Royal Australian Air Force C-130H, 2007

Het C-130H model heeft Allison T56-a-15 turboprops, een vernieuwde buitenste vleugel, bijgewerkt avionica en andere kleine verbeteringen. Latere H-modellen hadden een nieuwe, vermoeidheids-leven-verbeterde, middenvleugel die werd aangepast aan veel eerdere H-modellen. Om structurele redenen zijn sommige modellen verplicht om te landen met een verminderde hoeveelheid brandstof bij het vervoer van zware lading, waardoor het bruikbare bereik wordt verminderd., Het H-model is nog steeds wijdverbreid in gebruik bij de United States Air Force (USAF) en veel buitenlandse luchtmachten. De eerste leveringen begonnen in 1964 (aan de RNZAF) en bleven in productie tot 1996. Een verbeterde C-130H werd geïntroduceerd in 1974, waarbij Australië 12 van het type kocht in 1978 om de originele 12 C-130A modellen te vervangen, die voor het eerst in dienst waren gekomen van de Royal Australian Air Force (RAAF) in 1958. De Amerikaanse kustwacht maakt gebruik van de HC-130H voor lange-afstands opsporing en redding, drug verbod, illegale migrantenpatrouilles, homeland security, en logistiek.,

United States Coast Guard HC-130H

C-130H modellen geproduceerd tussen 1992 en 1996 werden aangeduid als C-130H3 door de USAF. De ” 3 ” betekent de derde variatie in ontwerp voor de H-serie. Verbeteringen omvatten ring laser gyros voor de INUs, GPS-ontvangers, een gedeeltelijke glazen cockpit (Adi en HSI instrumenten), een meer capabele APN-241 kleurenradar, nachtzicht apparaat compatibele instrument verlichting, en een geïntegreerde radar en raket waarschuwing systeem., De upgrade van het elektrische systeem omvatte Generator Control Units (GCU) En Bus Switching units (BSU) om stabiele stroom te leveren aan de meer gevoelige upgrade componenten.

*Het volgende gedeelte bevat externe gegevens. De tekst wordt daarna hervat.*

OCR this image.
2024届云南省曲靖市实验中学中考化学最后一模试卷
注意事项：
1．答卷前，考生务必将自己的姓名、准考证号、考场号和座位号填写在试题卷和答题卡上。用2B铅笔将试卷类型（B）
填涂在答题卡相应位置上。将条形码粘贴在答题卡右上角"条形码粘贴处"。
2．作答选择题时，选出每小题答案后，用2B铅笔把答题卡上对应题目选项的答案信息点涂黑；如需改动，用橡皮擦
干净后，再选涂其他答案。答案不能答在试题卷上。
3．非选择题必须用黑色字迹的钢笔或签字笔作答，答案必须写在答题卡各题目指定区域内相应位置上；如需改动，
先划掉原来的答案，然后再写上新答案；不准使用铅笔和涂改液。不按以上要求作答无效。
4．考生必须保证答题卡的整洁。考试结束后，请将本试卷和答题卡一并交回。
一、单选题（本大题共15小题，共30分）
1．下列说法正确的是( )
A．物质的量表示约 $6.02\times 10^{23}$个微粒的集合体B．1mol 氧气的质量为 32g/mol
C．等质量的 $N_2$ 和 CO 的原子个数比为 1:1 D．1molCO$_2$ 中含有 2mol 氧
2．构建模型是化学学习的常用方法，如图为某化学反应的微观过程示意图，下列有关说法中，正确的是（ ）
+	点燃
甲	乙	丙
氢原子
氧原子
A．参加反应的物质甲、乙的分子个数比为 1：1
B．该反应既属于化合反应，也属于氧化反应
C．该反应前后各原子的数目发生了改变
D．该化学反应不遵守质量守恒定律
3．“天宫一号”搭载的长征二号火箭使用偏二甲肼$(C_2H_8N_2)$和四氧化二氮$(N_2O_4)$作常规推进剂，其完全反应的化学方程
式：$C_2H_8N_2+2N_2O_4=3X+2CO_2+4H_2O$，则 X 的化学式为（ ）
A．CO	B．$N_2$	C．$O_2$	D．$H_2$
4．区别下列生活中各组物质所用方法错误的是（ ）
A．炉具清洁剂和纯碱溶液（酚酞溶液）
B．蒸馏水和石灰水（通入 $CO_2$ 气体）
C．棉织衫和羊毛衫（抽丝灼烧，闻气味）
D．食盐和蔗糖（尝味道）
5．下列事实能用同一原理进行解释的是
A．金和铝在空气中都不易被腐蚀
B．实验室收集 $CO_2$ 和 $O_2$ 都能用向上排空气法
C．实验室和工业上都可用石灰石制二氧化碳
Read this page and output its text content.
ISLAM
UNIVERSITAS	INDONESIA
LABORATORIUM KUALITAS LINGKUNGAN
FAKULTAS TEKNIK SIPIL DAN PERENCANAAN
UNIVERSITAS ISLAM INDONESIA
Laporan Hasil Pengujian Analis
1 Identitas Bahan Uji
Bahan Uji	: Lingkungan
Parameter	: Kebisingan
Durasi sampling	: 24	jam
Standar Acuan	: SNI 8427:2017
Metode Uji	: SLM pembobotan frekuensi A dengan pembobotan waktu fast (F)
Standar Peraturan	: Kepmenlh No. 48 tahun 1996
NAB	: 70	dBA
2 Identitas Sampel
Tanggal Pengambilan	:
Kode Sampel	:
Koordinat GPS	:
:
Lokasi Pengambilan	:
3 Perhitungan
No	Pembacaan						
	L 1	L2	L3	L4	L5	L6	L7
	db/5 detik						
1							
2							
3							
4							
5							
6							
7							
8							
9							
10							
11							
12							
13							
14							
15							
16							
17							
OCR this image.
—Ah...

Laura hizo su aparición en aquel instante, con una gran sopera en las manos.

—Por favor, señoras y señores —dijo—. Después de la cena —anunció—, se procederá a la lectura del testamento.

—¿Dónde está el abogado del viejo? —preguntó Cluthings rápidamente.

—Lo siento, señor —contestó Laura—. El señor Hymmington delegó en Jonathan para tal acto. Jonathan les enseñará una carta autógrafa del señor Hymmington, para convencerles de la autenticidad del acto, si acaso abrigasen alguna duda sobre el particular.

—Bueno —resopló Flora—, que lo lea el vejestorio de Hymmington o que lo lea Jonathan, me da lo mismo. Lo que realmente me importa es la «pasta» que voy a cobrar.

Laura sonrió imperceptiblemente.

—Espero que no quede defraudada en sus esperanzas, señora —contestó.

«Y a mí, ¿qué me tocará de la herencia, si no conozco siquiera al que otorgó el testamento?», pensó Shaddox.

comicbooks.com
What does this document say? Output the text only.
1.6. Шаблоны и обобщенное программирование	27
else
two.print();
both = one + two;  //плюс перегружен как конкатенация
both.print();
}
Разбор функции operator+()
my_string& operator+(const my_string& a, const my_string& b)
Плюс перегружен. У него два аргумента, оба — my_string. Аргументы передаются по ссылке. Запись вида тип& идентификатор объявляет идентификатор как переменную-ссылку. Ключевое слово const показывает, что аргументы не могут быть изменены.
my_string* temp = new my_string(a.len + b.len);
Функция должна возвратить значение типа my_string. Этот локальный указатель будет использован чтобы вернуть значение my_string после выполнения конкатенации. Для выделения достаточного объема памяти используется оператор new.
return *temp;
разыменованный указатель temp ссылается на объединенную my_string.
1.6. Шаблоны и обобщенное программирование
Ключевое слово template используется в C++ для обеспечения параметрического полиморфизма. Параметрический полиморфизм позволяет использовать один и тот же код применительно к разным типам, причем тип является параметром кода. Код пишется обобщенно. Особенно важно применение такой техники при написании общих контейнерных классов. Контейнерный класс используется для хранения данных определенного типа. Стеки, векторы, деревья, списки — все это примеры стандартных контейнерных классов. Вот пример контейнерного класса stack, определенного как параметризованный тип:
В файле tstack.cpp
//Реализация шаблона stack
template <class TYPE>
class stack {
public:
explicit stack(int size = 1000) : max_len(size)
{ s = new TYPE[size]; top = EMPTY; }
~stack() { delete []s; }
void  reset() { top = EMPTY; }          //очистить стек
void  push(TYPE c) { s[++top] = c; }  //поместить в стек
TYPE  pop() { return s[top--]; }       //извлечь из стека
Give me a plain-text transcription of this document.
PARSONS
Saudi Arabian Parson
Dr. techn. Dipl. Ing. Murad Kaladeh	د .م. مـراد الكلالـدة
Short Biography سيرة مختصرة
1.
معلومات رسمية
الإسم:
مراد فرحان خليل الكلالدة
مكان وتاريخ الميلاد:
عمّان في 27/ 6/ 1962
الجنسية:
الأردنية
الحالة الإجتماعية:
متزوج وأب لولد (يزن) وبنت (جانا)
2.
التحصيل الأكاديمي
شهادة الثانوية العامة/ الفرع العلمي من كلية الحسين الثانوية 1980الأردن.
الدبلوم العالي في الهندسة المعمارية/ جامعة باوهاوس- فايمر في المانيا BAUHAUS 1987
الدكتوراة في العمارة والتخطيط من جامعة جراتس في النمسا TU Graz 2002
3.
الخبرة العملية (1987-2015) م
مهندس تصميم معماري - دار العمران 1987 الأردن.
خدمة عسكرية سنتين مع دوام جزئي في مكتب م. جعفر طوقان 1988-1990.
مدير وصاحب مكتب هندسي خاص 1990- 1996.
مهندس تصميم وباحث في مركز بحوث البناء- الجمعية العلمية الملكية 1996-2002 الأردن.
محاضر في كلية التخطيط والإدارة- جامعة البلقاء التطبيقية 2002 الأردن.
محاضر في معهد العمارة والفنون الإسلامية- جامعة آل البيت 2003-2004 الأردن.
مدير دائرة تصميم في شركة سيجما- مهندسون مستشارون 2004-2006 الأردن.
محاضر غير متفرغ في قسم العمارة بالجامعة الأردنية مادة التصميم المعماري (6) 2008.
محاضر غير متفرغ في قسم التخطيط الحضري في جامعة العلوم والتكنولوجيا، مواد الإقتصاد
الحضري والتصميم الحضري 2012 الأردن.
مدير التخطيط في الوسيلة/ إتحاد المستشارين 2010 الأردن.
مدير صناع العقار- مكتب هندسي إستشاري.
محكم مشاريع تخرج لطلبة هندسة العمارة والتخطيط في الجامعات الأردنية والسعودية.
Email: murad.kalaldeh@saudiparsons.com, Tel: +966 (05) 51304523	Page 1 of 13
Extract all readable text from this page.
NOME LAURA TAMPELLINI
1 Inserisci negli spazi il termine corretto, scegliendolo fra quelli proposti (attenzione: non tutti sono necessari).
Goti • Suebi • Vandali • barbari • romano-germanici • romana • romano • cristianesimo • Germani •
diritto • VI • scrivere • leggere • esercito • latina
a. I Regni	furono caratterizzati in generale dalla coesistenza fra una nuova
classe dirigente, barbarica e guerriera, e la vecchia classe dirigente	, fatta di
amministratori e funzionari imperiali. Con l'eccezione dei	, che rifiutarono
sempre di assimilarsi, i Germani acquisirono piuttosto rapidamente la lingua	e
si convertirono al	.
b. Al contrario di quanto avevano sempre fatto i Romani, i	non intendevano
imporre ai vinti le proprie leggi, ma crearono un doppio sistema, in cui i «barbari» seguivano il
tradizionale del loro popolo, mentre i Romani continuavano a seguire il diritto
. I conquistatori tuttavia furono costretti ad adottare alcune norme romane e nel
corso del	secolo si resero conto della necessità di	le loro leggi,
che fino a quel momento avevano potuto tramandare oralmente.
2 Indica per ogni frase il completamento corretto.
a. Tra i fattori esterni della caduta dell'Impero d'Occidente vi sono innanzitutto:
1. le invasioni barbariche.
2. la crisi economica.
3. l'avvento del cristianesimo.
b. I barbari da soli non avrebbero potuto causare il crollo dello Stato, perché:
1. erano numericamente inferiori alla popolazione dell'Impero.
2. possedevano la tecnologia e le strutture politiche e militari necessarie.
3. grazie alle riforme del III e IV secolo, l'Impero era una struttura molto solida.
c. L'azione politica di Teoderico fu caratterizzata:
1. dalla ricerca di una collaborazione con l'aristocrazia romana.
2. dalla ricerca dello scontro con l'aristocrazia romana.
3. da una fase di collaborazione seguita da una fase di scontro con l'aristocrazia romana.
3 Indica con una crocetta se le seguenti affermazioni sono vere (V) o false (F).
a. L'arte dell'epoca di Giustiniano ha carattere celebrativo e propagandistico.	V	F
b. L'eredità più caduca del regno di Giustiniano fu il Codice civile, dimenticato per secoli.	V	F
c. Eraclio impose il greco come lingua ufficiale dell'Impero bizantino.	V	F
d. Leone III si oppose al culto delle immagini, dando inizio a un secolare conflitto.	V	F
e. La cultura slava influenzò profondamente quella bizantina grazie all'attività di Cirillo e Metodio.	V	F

Royal Air Force C-130K (C. 3)

het equivalente model voor export naar het Verenigd Koninkrijk is de C-130K, bekend door de Royal Air Force (RAF) als de Hercules C. 1. De C-130H-30 (Hercules C. 3 in RAF service) is een uitgerekte versie van de originele Hercules, bereikt door het plaatsen van een 100 in (2,54 m) plug achter de cockpit en een 80 in (2,03 m) plug achter de romp., Een enkele C-130K werd door het Met Office aangeschaft voor gebruik door zijn meteorologische Onderzoeksvlucht, waar het werd geclassificeerd als de Hercules W. 2. Dit toestel werd zwaar aangepast (met zijn meest opvallende kenmerk is de lange rood-wit gestreepte atmosferische sonde op de neus en de verplaatsing van de weerradar in een pod boven de voorste romp). Dit toestel, genaamd Snoopy, werd in 2001 uit de vaart genomen en werd door Marshall van Cambridge Aerospace aangepast als testbed voor de A400M turbinemotor, de TP400. De C-130K wordt door de RAF Falcons gebruikt voor parachutedruppels., Drie C-130Ks (Hercules C Mk.1P) werden opgewaardeerd en verkocht aan de Oostenrijkse Luchtmacht in 2002.de Mc-130E Combat Talon werd ontwikkeld voor de USAF tijdens de Vietnamoorlog om speciale missies in Zuidoost-Azië te ondersteunen, en leidde tot zowel de Mc-130H Combat Talon II als een familie van andere speciale missies vliegtuigen. 37 van de vroegste modellen die momenteel werken met het Air Force Special Operations Command (AFSOC) zullen worden vervangen door nieuwe-productie Mc-130J versies., De EC-130 Commando Solo is een andere speciale missies variant binnen AFSOC, zij het uitsluitend geëxploiteerd door een AFSOC-opgedaan wing in de Pennsylvania Air National Guard, en is een psychologische operations/information operations (PSYOP/IO) platform uitgerust als een lucht radio station en televisie stations in staat om berichten te verzenden over commerciële frequenties. Andere versies van de EC-130, met name de EC-130H Compass Call, zijn ook speciale varianten, maar zijn toegewezen aan het Air Combat Command (ACC)., Het AC-130 kanon werd voor het eerst ontwikkeld tijdens de Vietnamoorlog om nauwe luchtsteun en andere grondaanvallen te leveren.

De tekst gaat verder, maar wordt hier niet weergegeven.